Selanjutnya, Suttisak Boonyoung (Mac), Ph.D, selaku Nutritionist Cobb Asia Pacific memaparkan mengenai nutrisi broiler dan kualitas pakan. Ia mengatakan, hubungan antara pertumbuhan ayam dengan nutrisi pakan terletak pada protein asam aminonya.
“Protein dan asam amino adalah kandungan terpenting. Ambil contoh asam amino lisin yang berfungsi untuk pertumbuhan daging, methionine untuk telur, dan sistin untuk bulu,” papar Mac.
Lebih lanjut, Mac mengatakan bahwa broiler lebih menyukai pakan dalam bentuk pellet dan crumble. Kualitas pellet sangat penting untuk pertumbuhan broiler, maka dalam pembuatan dan pemberian pellet harus memperhatikan warna, pellet durability index, dan tingkat kekerasannya.
“Kualitas pellet yang baik harus memiliki pellet durability index sebesar 90-95% dengan rasio kehalusan sebesar 10-15%. Tingkat kekerasan pellet pun jangan terlalu keras, namun juga tidak mudah rusak. Dengan begitu, pellet yang dikonsumsi dapat meningkatkan performa sesuai dengan potensi genetik broiler,” ujarnya.
Sementara itu, Sofin Faiz selaku Technical Manager Breeding De Heus Indonesia, yang memaparkan mengenai konsep kandang broiler yang aplikatif terhadap kondisi iklim di Indonesia. Mengenai sirkulasi udara, Ia meyakini bahwa investasi kontrol iklim mikro adalah investasi untuk meningkatkan performa dan aspek finansial.
“Dalam konsep perkandangan, tidak boleh hanya menerapkan sistem ventilasi tunnel saja, pun jangan menggunakan sistem ventilasi samping saja. Dengan hanya ventilasi tunnel, sangat sulit untuk mendapatkan sirkulasi udara yang tepat dan temperatur yang rata, sehingga kombinasi ventilasi dari samping dan tunnel adalah solusi terbaik untuk kandang di iklim tropis,” tutur Faiz.

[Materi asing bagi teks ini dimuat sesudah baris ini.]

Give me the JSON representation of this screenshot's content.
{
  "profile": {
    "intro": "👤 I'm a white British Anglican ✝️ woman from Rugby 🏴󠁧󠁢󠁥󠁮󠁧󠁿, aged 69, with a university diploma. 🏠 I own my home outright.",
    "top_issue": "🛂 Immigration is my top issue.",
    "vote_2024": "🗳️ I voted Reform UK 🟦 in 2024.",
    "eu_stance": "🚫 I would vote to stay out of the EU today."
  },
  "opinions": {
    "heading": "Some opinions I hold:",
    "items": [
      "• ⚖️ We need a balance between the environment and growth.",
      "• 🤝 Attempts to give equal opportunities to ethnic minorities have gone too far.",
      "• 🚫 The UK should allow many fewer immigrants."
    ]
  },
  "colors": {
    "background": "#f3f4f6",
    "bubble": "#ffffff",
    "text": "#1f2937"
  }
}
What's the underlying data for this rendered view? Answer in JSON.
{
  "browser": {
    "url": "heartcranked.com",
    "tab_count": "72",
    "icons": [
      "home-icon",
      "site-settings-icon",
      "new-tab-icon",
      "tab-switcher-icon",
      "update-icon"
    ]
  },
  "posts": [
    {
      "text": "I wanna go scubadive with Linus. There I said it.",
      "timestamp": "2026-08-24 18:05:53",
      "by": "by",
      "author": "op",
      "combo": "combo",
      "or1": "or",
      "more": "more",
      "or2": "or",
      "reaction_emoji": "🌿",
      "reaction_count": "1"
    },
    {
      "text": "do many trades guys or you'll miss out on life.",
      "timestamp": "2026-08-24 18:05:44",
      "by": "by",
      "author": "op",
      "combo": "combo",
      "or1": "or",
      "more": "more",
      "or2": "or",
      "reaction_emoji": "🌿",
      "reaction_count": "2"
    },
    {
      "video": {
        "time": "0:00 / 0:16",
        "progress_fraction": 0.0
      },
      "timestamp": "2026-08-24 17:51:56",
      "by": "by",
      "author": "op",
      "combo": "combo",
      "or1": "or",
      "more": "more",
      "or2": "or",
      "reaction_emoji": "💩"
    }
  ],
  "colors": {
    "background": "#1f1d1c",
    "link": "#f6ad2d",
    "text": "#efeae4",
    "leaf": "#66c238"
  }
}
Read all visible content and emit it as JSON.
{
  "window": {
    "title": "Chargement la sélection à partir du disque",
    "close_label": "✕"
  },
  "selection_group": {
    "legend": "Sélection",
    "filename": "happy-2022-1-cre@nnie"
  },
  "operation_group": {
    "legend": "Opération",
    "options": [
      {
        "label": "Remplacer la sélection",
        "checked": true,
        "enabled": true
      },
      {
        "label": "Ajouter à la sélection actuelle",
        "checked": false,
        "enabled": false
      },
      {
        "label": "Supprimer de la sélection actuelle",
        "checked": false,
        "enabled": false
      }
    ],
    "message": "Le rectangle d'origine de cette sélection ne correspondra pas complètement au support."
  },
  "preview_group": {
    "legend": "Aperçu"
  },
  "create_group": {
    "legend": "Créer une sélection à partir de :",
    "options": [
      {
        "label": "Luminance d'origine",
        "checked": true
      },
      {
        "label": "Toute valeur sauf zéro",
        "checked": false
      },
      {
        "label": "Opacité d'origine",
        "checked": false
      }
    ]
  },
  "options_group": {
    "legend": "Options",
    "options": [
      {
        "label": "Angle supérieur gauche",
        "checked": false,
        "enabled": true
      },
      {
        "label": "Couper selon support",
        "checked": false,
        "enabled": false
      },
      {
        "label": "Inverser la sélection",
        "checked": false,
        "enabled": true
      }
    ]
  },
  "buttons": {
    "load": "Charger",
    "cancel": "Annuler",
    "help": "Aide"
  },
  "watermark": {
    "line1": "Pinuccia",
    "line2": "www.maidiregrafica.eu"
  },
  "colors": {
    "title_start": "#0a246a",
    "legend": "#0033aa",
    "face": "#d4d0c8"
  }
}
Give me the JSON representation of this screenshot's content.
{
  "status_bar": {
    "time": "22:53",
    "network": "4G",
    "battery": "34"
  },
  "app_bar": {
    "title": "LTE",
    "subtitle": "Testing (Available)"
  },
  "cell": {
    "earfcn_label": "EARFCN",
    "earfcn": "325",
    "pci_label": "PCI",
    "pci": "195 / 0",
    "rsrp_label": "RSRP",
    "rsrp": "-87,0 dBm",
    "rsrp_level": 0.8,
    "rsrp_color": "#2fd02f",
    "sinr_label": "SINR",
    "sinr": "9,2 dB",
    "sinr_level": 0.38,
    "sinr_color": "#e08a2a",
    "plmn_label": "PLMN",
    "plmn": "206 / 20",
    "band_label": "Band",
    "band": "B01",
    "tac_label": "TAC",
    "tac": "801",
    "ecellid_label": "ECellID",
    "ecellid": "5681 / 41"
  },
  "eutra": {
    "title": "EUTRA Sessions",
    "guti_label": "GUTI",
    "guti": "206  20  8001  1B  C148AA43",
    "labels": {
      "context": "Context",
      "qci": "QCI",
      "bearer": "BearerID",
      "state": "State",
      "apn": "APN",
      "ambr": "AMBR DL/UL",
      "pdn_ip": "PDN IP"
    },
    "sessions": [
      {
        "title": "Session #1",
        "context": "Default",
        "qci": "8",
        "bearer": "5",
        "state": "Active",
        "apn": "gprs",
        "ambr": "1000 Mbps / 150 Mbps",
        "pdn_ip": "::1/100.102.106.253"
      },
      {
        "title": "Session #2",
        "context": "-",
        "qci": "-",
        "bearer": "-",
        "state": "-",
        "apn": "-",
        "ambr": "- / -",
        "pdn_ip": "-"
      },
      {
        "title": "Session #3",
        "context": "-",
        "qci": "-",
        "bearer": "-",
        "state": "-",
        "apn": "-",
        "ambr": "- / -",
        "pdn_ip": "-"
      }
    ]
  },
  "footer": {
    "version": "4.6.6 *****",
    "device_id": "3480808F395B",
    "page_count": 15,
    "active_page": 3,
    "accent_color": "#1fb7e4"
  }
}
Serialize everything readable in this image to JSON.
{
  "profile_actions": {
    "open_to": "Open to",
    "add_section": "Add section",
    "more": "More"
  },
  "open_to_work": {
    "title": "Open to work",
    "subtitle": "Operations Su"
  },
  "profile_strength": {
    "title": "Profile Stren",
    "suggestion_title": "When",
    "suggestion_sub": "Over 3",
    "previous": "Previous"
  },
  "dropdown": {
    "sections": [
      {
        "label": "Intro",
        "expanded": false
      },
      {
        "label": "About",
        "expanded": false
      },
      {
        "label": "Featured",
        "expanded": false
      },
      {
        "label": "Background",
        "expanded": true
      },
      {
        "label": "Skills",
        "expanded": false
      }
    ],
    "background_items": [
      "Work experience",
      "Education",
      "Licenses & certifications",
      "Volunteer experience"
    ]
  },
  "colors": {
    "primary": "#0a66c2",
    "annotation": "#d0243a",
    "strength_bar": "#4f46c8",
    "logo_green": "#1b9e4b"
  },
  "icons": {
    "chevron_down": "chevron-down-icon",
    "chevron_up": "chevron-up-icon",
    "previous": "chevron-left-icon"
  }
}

Masih dalam acara yang sama, Patrick Van Vugt, International Product Manager Royal De Heus mengatakan, program pakan pada broiler tergantung dari genetik, manajemen pemeliharaan, nutrisi dan target produksi. Tahap awal proses pencernaan merupakan hal terpenting yaitu feed intake, karena berimplikasi pada proses pencernaan selanjutnya.
“Ukuran partikel pakan yang dipilih harus menyesuaikan dengan umur ayam. Jika pakan berbentuk halus, perkembangan ventrikulus dan gizzard tidak akan berkembang, sehingga performa broiler akan menurun karena saluran pencernaan yang lemah,” papar Patrick.